Caperucita
Roja
Autor: Jairo
Aníbal Niño
Había
una vez un lobo muy inteligente e inquieto que vivía con sus padres en el
bosque. Su madre le había advertido muchas veces que no saliera de la cueva
antes de que cayera la noche, porque podía tropezarse con un hombre que le
podría hacer daño.
Pero
el lobito, aunque sagaz, era muy desobediente y, sobre todo, adoraba el olor de
las flores, la sombra fresca que proyectaban las ramas al mediodía y el canto
de los azulejos. De manera que tan pronto como mamá loba se sentaba a ver la
telelobela y aprovechando que papá lobo se hallaba en la gerencia de la mina de
esmeraldas, el lobito salía a hurtadillas de la cueva.
Una
mañana, cuando caminaba por un claro del bosque tropezó de manos a boca con un
ejemplar de la temida especie humana. Lleno de pánico esperó el disparo con los
ojos cerrados, pero a los pocos minutos se percató de que aquella niña vestida
de rojo no le haría daño. Y se limitaba a observarlo con curiosidad. Lobito
trabó conversación con ella, y al cabo de un rato, la niña de puro ingenua, le confesó
que acudía a casa de su abuelita con pasteles envenenados porque la vieja había
desheredado a sus padres. En vez de regresar a casa como era lo prudente, el
lobito prefirió indicarle a Caperucita el camino, mientras él tomaba un atajo
más corto para advertirle a la anciana. Es que el lobito tenía un corazón tan
grande como la boca.
Llegó
primero que la despiadada nietecita a casa de la abuela y no había informado a
la señora sobre el atentado que pretendía realizar Caperucita, cuando
escucharon que ésta golpeaba a la puerta; atemorizada la abuela, quiso
esconderse en algún recoveco oscuro; no hallando nada más oscuro que la boca
del lobo, se deslizó desconsideradamente por las fauces del lobito y se refugió
en su estómago. Ya habíamos dicho que el lobito tenía una boca muy grande. En
seguida, éste se echó encima un gorro de la abuela antes de que entrara
Caperucita.
Caperucita
se aproximó al lobo disfrazado de abuelita y muy pronto entró en sospechas.
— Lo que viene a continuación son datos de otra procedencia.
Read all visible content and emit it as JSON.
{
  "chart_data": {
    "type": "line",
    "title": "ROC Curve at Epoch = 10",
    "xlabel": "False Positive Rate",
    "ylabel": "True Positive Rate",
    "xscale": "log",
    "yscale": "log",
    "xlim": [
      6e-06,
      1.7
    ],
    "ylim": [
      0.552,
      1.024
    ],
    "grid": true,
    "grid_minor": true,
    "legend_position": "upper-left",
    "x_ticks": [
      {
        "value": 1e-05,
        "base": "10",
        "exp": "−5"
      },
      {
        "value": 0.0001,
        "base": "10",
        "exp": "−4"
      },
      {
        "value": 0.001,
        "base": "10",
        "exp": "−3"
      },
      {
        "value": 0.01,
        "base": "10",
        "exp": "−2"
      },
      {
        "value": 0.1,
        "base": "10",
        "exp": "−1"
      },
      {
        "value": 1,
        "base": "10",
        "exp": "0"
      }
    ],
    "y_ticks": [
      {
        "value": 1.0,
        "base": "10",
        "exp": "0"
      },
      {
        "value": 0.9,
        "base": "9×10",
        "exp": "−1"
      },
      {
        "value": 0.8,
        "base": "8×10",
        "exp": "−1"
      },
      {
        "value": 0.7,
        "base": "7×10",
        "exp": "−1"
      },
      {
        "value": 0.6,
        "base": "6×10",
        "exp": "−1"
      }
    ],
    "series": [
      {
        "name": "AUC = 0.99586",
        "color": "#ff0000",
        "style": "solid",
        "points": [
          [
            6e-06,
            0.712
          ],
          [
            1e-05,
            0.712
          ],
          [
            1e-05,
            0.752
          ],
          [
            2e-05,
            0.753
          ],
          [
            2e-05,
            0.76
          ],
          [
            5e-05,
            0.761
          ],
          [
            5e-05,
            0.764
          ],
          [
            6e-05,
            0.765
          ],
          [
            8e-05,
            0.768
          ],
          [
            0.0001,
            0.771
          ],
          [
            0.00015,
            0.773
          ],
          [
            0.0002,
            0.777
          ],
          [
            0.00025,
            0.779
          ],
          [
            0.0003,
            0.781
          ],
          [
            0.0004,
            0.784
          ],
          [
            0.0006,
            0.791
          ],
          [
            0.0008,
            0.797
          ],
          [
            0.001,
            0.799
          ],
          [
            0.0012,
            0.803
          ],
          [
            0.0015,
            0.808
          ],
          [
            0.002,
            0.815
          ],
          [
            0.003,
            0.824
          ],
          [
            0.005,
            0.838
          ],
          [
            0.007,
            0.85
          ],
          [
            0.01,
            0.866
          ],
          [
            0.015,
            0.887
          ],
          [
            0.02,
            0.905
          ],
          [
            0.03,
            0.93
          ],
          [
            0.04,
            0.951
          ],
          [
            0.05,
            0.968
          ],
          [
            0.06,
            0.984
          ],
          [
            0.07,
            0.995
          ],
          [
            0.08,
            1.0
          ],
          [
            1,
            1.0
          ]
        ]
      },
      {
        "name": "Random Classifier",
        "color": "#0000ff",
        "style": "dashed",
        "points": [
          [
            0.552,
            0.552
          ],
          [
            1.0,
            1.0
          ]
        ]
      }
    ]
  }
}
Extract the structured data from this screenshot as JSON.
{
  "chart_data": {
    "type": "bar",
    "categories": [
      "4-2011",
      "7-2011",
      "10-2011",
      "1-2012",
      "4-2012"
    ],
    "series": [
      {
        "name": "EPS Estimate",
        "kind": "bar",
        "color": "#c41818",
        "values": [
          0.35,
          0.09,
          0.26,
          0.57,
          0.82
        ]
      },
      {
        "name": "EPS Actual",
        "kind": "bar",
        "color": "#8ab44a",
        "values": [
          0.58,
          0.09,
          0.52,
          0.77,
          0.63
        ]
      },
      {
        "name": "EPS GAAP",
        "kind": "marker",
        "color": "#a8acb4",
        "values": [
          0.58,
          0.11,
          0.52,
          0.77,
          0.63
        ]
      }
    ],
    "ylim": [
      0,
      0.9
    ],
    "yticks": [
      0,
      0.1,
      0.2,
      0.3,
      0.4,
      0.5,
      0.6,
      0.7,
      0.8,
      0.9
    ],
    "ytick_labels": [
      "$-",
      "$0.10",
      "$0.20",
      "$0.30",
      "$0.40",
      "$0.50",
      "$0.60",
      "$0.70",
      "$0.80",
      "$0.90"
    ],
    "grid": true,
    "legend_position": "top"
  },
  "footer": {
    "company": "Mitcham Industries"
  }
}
“¡Qué orejas tan grandes tienes!”, le comentó. “Son para oírte mejor”,
respondió el lobo. “¡Y qué manos tan grandes tienes!”, agregó la chica. “Son
para acariciarte mejor”, disimuló el lobito. “¡Y qué boca tan grande tienes!”,
observó Caperucita; cuando se disponía a contestar, la niña alcanzó a ver en lo
hondo los ojos aterrados de la abuelita, y perdiendo toda compostura, agarró el
pastel envenenado y se lanzó en busca de la anciana por la boca abierta del
pobre lobito.
En
esos momentos atinaba a pasar un temible cazador que escuchando el alboroto, penetró
en la casa y el cruel y sanguinario personaje, apenas vio al lobito, se le
abalanzó armado de un filoso cuchillo y le dio muerte con el fin de utilizar su
piel para una alfombra pie de cama. Cuál no sería su sorpresa cuando de la
barriga del lobito asesinado saltaron la abuela y Caperucita, quienes por
proteger la imagen de la familia, callaron la verdadera historia.
Esa
noche, mamá loba y papá lobo esperaron inútilmente el regreso del lobito; y
siguen aguardándolo con una llamita de ilusión porque no captan la crueldad del
corazón humano. Simplemente lo hicieron registrar como desaparecido.